What we have learned so far

- Almost 500 tracking days from 10 harriers have been collected resulting in the acquisition of over 2,500 fixes providing information on the activity of the subject birds;

- The majority of these fixes (almost 1,500) are of a high enough quality that can be used to help identify dispersal patterns as well as important post-breeding roosting areas; 

- Empirical evidence of pressures acting on this species in Ireland was gathered including possible secondary poisoning and wind farm collision incidents; and

- High rates of post-fledging mortality have been estimated reinforcing earlier studies but sample sizes remain relatively small.

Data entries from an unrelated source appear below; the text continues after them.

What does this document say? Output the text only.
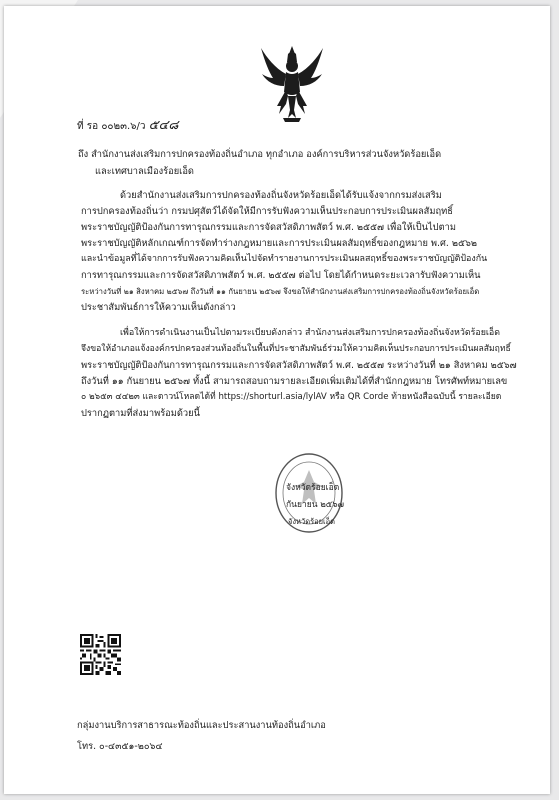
ที่ รอ ๐๐๒๓.๖/ว ๕๔๘
ถึง สำนักงานส่งเสริมการปกครองท้องถิ่นอำเภอ ทุกอำเภอ องค์การบริหารส่วนจังหวัดร้อยเอ็ด
และเทศบาลเมืองร้อยเอ็ด
ด้วยสำนักงานส่งเสริมการปกครองท้องถิ่นจังหวัดร้อยเอ็ดได้รับแจ้งจากกรมส่งเสริม
การปกครองท้องถิ่นว่า กรมปศุสัตว์ได้จัดให้มีการรับฟังความเห็นประกอบการประเมินผลสัมฤทธิ์
พระราชบัญญัติป้องกันการทารุณกรรมและการจัดสวัสดิภาพสัตว์ พ.ศ. ๒๕๕๗ เพื่อให้เป็นไปตาม
พระราชบัญญัติหลักเกณฑ์การจัดทำร่างกฎหมายและการประเมินผลสัมฤทธิ์ของกฎหมาย พ.ศ. ๒๕๖๒
และนำข้อมูลที่ได้จากการรับฟังความคิดเห็นไปจัดทำรายงานการประเมินผลสฤทธิ์ของพระราชบัญญัติป้องกัน
การทารุณกรรมและการจัดสวัสดิภาพสัตว์ พ.ศ. ๒๕๕๗ ต่อไป โดยได้กำหนดระยะเวลารับฟังความเห็น
ระหว่างวันที่ ๒๑ สิงหาคม ๒๕๖๗ ถึงวันที่ ๑๑ กันยายน ๒๕๖๗ จึงขอให้สำนักงานส่งเสริมการปกครองท้องถิ่นจังหวัดร้อยเอ็ด
ประชาสัมพันธ์การให้ความเห็นดังกล่าว
เพื่อให้การดำเนินงานเป็นไปตามระเบียบดังกล่าว สำนักงานส่งเสริมการปกครองท้องถิ่นจังหวัดร้อยเอ็ด
จึงขอให้อำเภอแจ้งองค์กรปกครองส่วนท้องถิ่นในพื้นที่ประชาสัมพันธ์ร่วมให้ความคิดเห็นประกอบการประเมินผลสัมฤทธิ์
พระราชบัญญัติป้องกันการทารุณกรรมและการจัดสวัสดิภาพสัตว์ พ.ศ. ๒๕๕๗ ระหว่างวันที่ ๒๑ สิงหาคม ๒๕๖๗
ถึงวันที่ ๑๑ กันยายน ๒๕๖๗ ทั้งนี้ สามารถสอบถามรายละเอียดเพิ่มเติมได้ที่สำนักกฎหมาย โทรศัพท์หมายเลข
๐ ๒๖๕๓ ๔๔๒๓ และดาวน์โหลดได้ที่ https://shorturl.asia/lylAV หรือ QR Corde ท้ายหนังสือฉบับนี้ รายละเอียด
ปรากฏตามที่ส่งมาพร้อมด้วยนี้
จังหวัดร้อยเอ็ด
กันยายน ๒๕๖๗
จังหวัดร้อยเอ็ด
กลุ่มงานบริการสาธารณะท้องถิ่นและประสานงานท้องถิ่นอำเภอ
โทร. ๐-๔๓๕๑-๒๐๖๔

While the loss of all juveniles before their first winter reiterates the high mortality rates of young hen harriers, such mortality if extrapolated to the wider population would be clearly unsustainable. However, although the sample size of tagged birds remains small, and the high mortality experienced here may have been in part due to hatching order effects (lower survivorship of last hatched chicks), young harriers clearly face many threats and pressures. We hope to be able to be able to understand these better through satellite tagging.

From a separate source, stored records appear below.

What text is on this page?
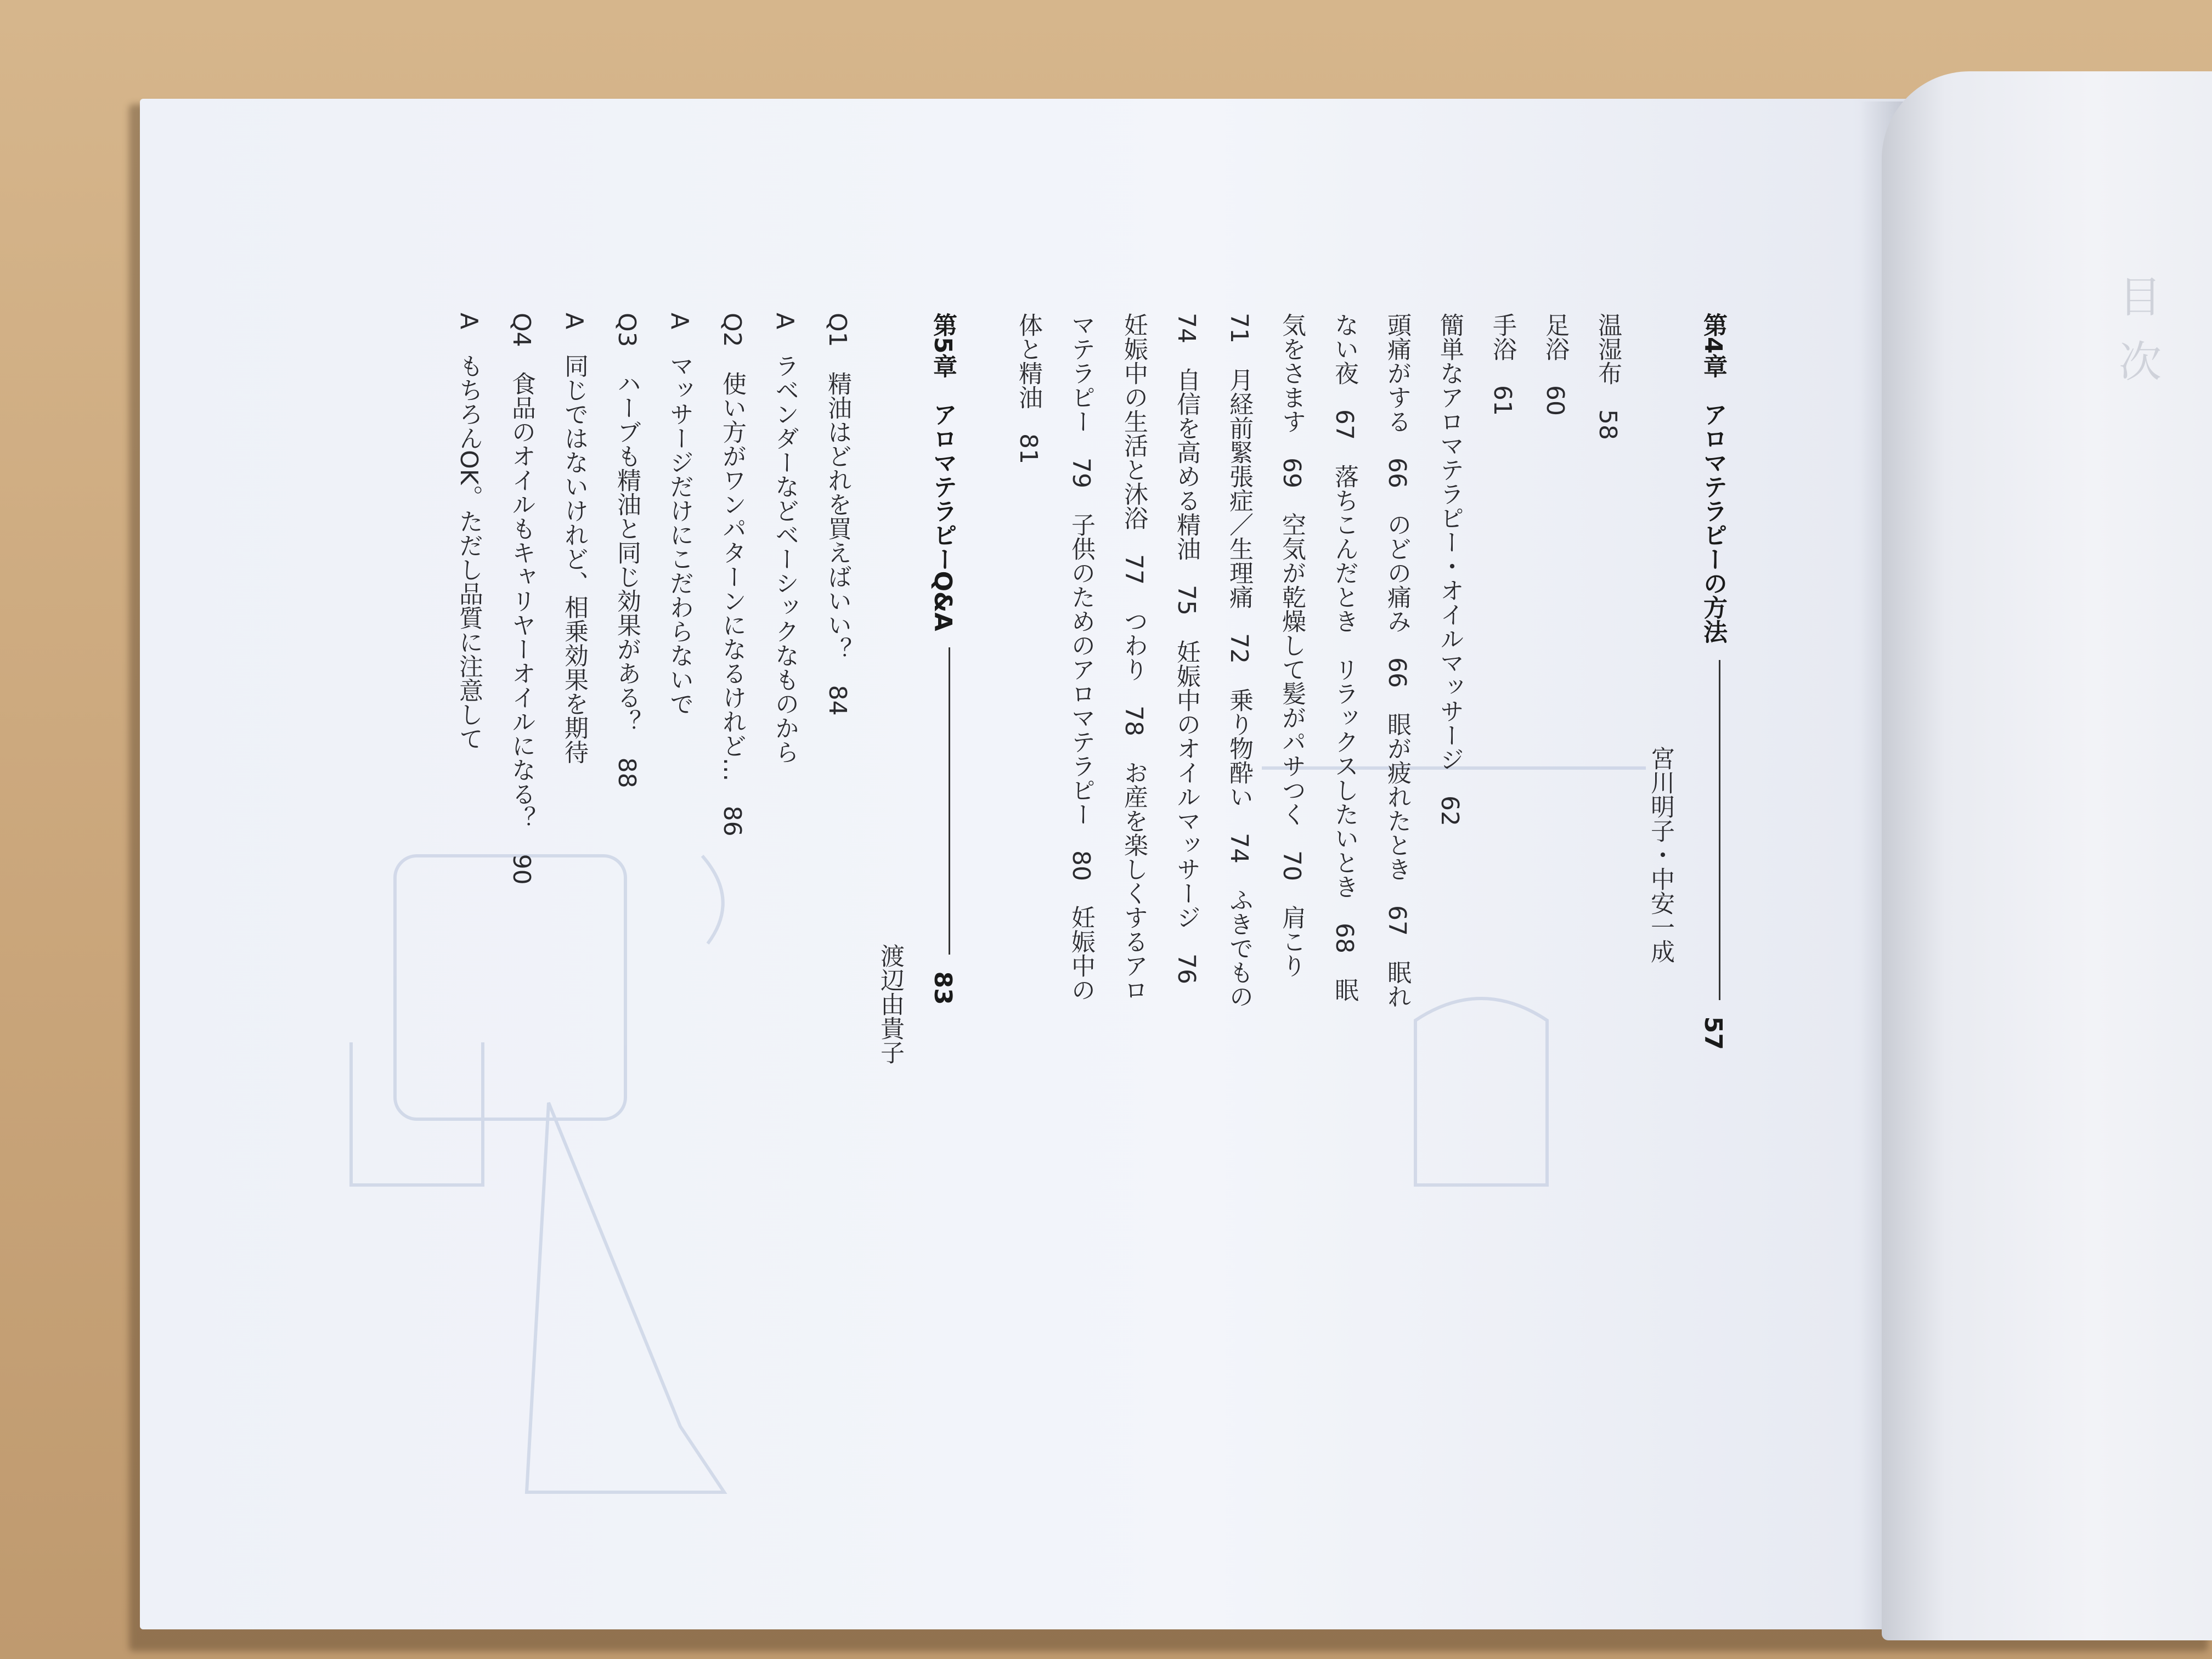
目次
第4章　アロマテラピーの方法57
宮川明子・中安一成
温湿布　58
足浴　60
手浴　61
簡単なアロマテラピー・オイルマッサージ　62
頭痛がする　66　のどの痛み　66　眼が疲れたとき　67　眠れ
ない夜　67　落ちこんだとき　リラックスしたいとき　68　眠
気をさます　69　空気が乾燥して髪がパサつく　70　肩こり
71　月経前緊張症／生理痛　72　乗り物酔い　74　ふきでもの
74　自信を高める精油　75　妊娠中のオイルマッサージ　76
妊娠中の生活と沐浴　77　つわり　78　お産を楽しくするアロ
マテラピー　79　子供のためのアロマテラピー　80　妊娠中の
体と精油　81
第5章　アロマテラピーQ&A83
渡辺由貴子
Q1　精油はどれを買えばいい？　84
A　ラベンダーなどベーシックなものから
Q2　使い方がワンパターンになるけれど…　86
A　マッサージだけにこだわらないで
Q3　ハーブも精油と同じ効果がある？　88
A　同じではないけれど、相乗効果を期待
Q4　食品のオイルもキャリヤーオイルになる？　90
A　もちろんOK。ただし品質に注意して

Thursday 22 September 2016

Ríaghán (male, tag no. 159142)

Ríaghán was born in a nest surrounded by tall heather in the Slieve Bloom Mountains Nature Reserve. Nearly all the harrier nests in the Slieve Blooms are in heather moorland and blanket bog. The female’s speckled brown plumage blends seamlessly into the heather when she is on the nest. This camouflage is essential as the nest is extremely vulnerable to predation and disturbance and some nests unfortunately fail for these and other reasons.

Ríaghán in the nest – note the antennae extended from the tag

A nest camera was installed under NPWS license to monitor the progress of Ríaghán and his sister, and to capture any possible nest predation. Frequent food deliveries by the male and later by the female ensured that this brood grew up healthy and strong and both successfully fledged the nest. Prey items were mainly small passerines (mostly meadow pipit) and small mammals. The female was also captured on camera feeding a frog and a young rabbit to the chicks.

Dinner time!  - adult female feeding a frog to Ríaghán’s siblings

The nest was near an area of felled invasive conifers on the blanket bog (part of the NPWS conservation management of the site) and the remaining tree stumps were frequently used as perches by the females and, later, the juveniles. Bad weather in late June meant that the female had to spend long periods brooding the chicks. Luckily, they had most of their plumage at this stage to survive as she intermittently left the nest to go hunting for food. Many nests in the Slieve Blooms with younger chicks did not survive this year.

Ríaghán and his sister enduring the wet weather. The adult female returned to nest with food and brooded them moments later

Ríaghán was fitted with a satellite tag on the 5th of July 2016. He was named Ríaghán which means ‘little king ‘ in Irish as it suited the regal demeanour of this bird who almost always seemed to be surveying his surroundings when viewed through a telescope. Ríaghán also denotes the ancient territory of Ui Ríaghán which encompassed the part of the Slieve Blooms where he was born and also the medieval clan of the same name who lived here. It is hoped that he will return again to his kingdom someday but future posts will follow his journey away from his natal site.